On est donc loin (mais ce n'est sans doute pas le propos principal de la série, malgré ce qu'en dit l'éditeur) de l'anxiété sociale décrite avec finesse dans le manga Komi cherche ses mots ; en revanche, on est en plein, comme dans Zoc, dans la réflexion sur la différence (et la façon dont les adultes tentent de la normaliser, ici par une thérapie hasardeuse). 


De fait, le côté taiseux de Mikki est surtout prétexte, pages 10-14, à cet exercice de virtuosité tant prisé des dessinateurs, les planches sans bulles, et Paul Frichet s'en donne à coeur joie ; c'est aussi, à l'évidence, une manière de compenser ce personnage de mentor verbeux qu'est le Super-Héros des Cavernes déjà évoqué (page 20, il déclare même à Mikki : "Oh, t'es muette.
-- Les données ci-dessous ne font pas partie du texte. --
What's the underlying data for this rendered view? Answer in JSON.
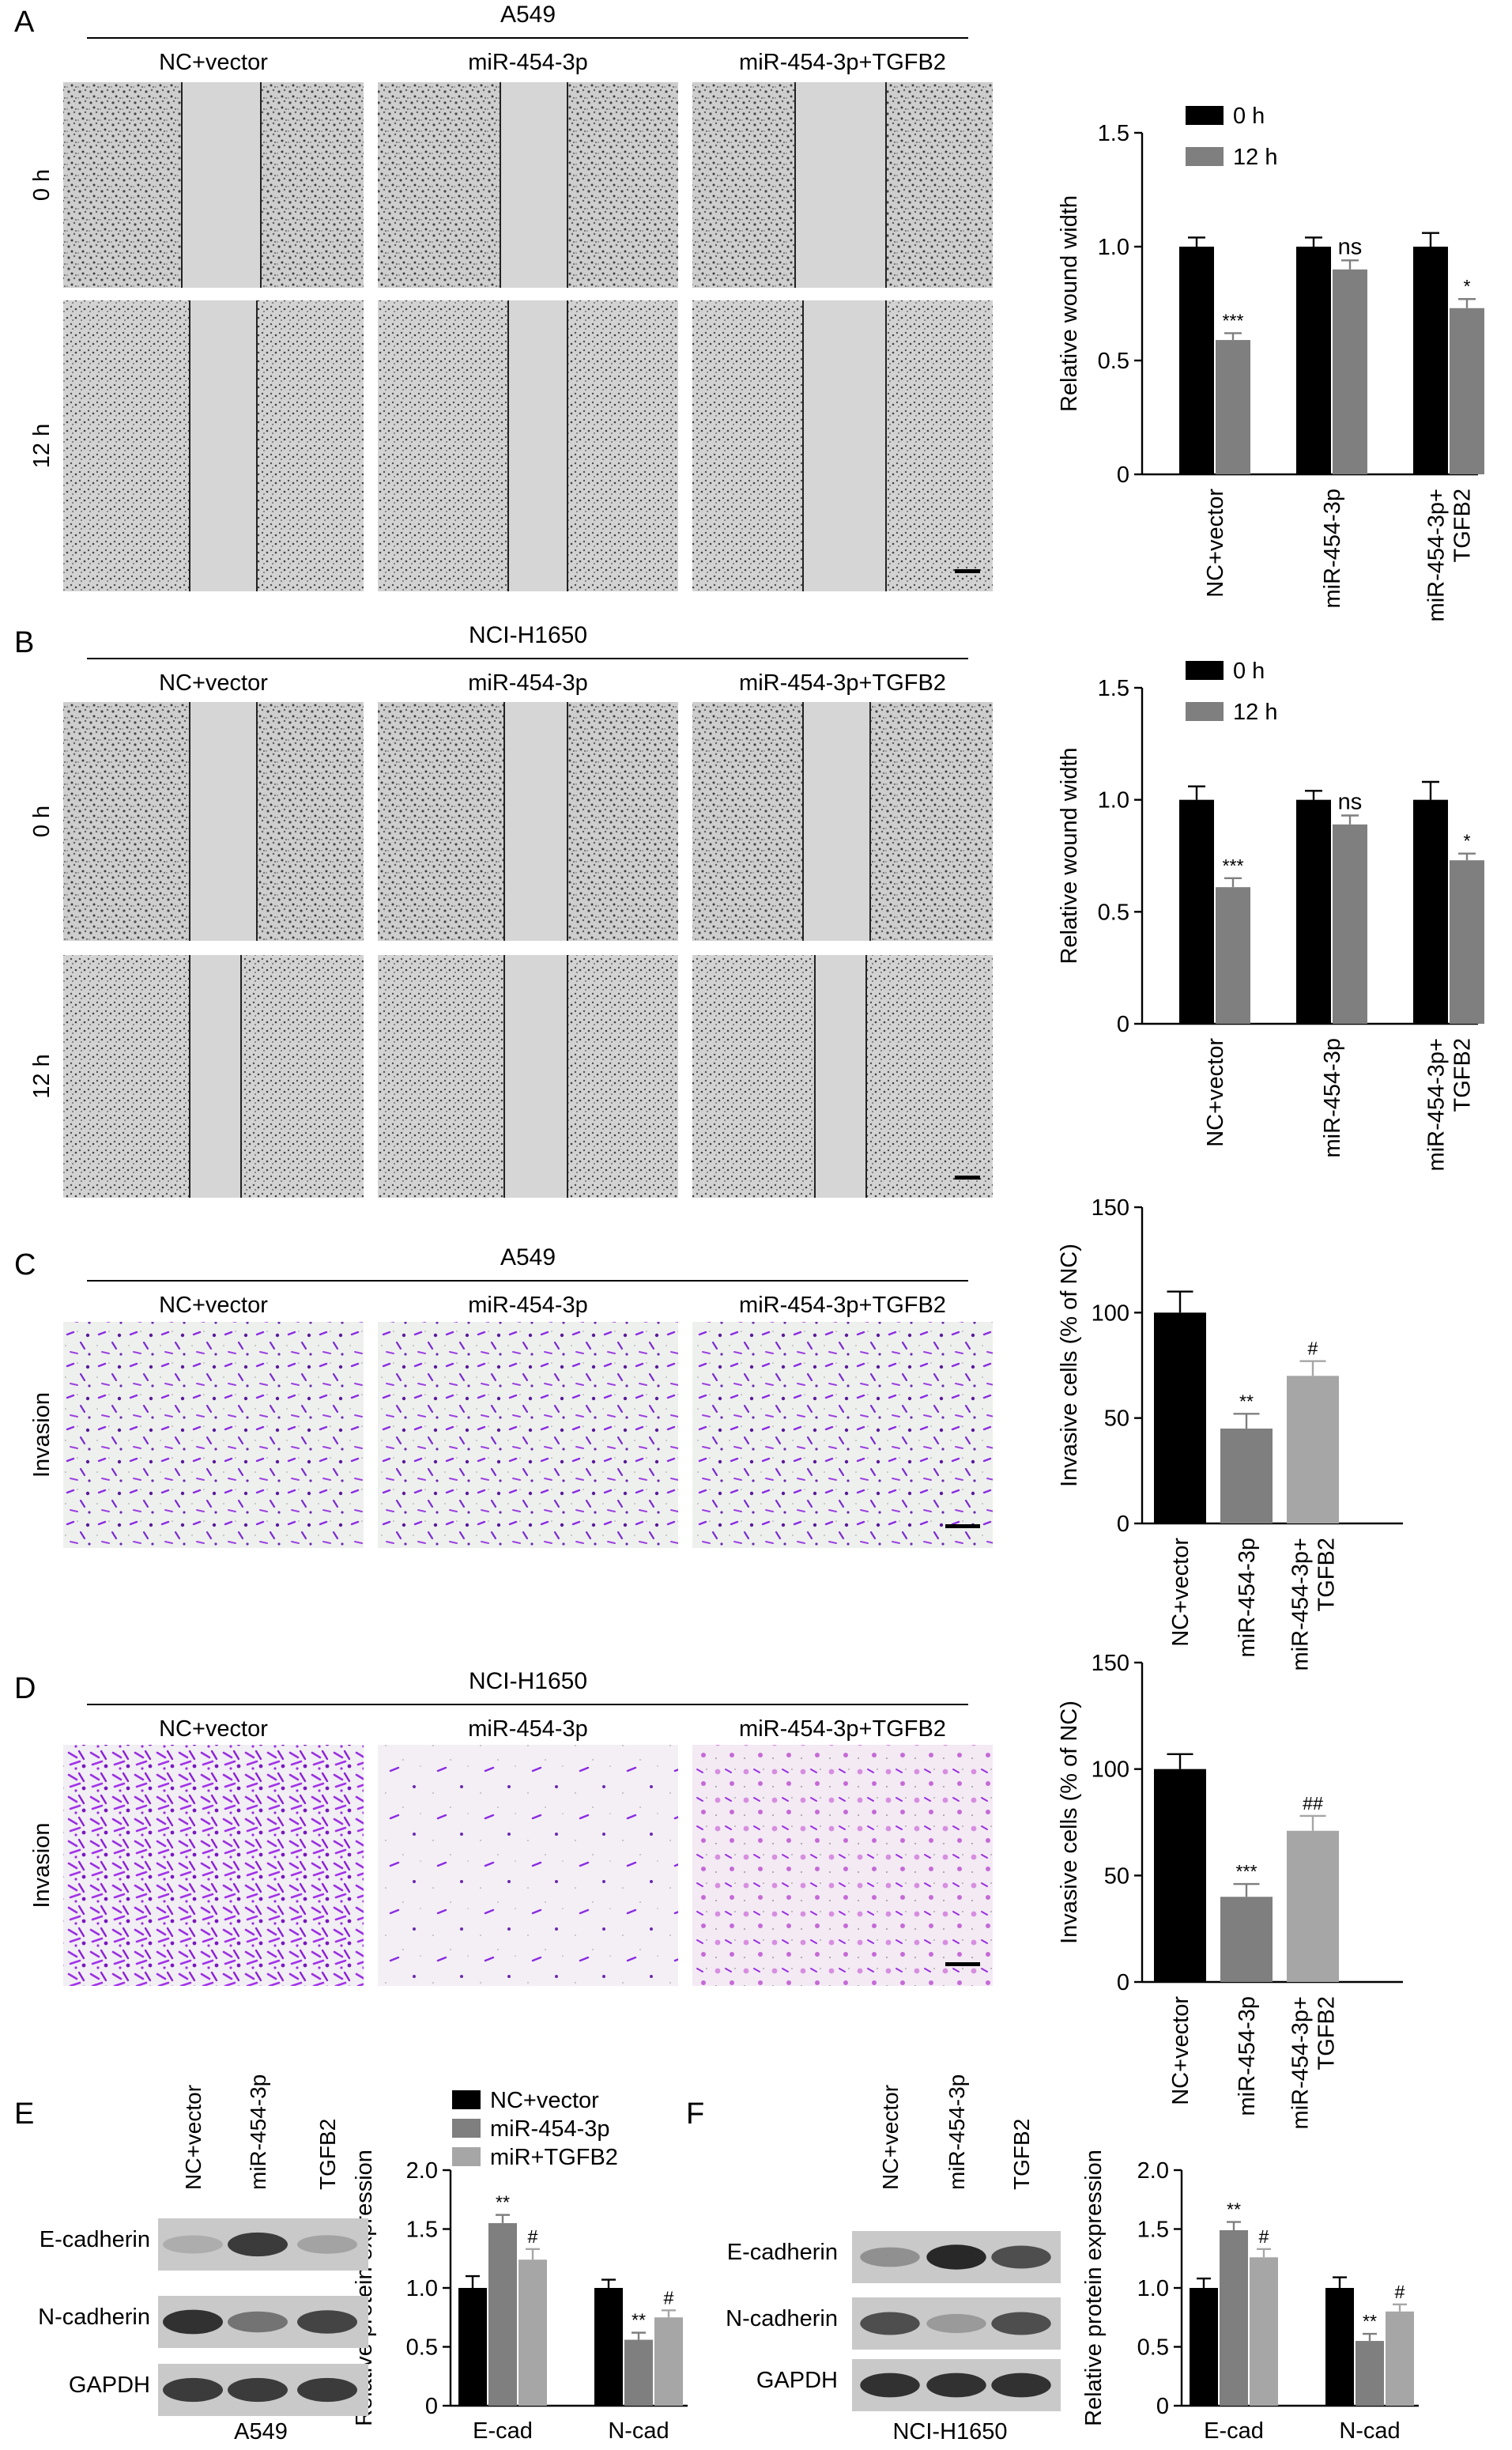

J'sais pas comment tu fais, moi, je ne pourrais pas vivre sans parler !...")


Le simple nom de ce dernier personnage (ou celui de la "mer d'asphalte" déjà évoquée, page 33) suffit à montrer que ce premier tome de Mikki ou la traversée des mondes comprend, à côté de son inévitable lot de thèmes scénaristiques classiques (la nécessité de trouver "son animal-totem", page 17, ou le monde virtuel thérapeutique fonctionnant comme un jeu vidéo, avec "récompenses", page 60, ou "bonus magique", page 37, sans parler du "tableau final" déjà évoqué, page 63), des thèmes beaucoup plus originaux (comme cet appel bien vu à la mythologie des "Hmongs" page 66, Mikki étant un enfant adopté).


Notez que tous ces thèmes sont traités sans pesanteur aucune, avec parfois un soupçon bienvenu de nonsense à la Lewis Carroll (encore lui), par exemple quand la hyène rose (oui, ça change des licornes) parle pour la première fois (page 56) :

"Si un animal te dit qu'il peut parler, ne le crois pas : il ment !"


Surtout, le scénario désamorce l'apparente réussite finale de Mikki en relançant, si l'on peut dire, le jeu ("de faux-semblants" d'après Benjamin Roure), à l'aide d'une question dickienne, que les autres tomes viendront sûrement élucider (page 71) :

"Est-ce que je suis encore dans le programme ?"


Cette question en engendre une série d'autres : que veut vraiment "cette sorcière de Mortelente" (page 74) et est-elle la scientifique qu'elle prétend être ? son programme a-t-il vraiment une visée purement thérapeutique, ou telle la Matrice des Wachowski vise-t-il à se nourrir de l'énergie psychique des enfants endormis ? de ce point de vue-là, n'est-il pas significatif que le Super-Héros des Cavernes soit toujours dans le jeu, alors qu'aucun de ses parents ne traîne dans la salle d'attente de la clinique ?


Encore une fois, si les réponses apportées à ces questions par les trois prochains tomes de Mikki et la traversée des mondes sont à la hauteur du mystère sécrété par son (intrigant) premier tome, alors la série aura pleinement réalisé son (énorme) potentiel.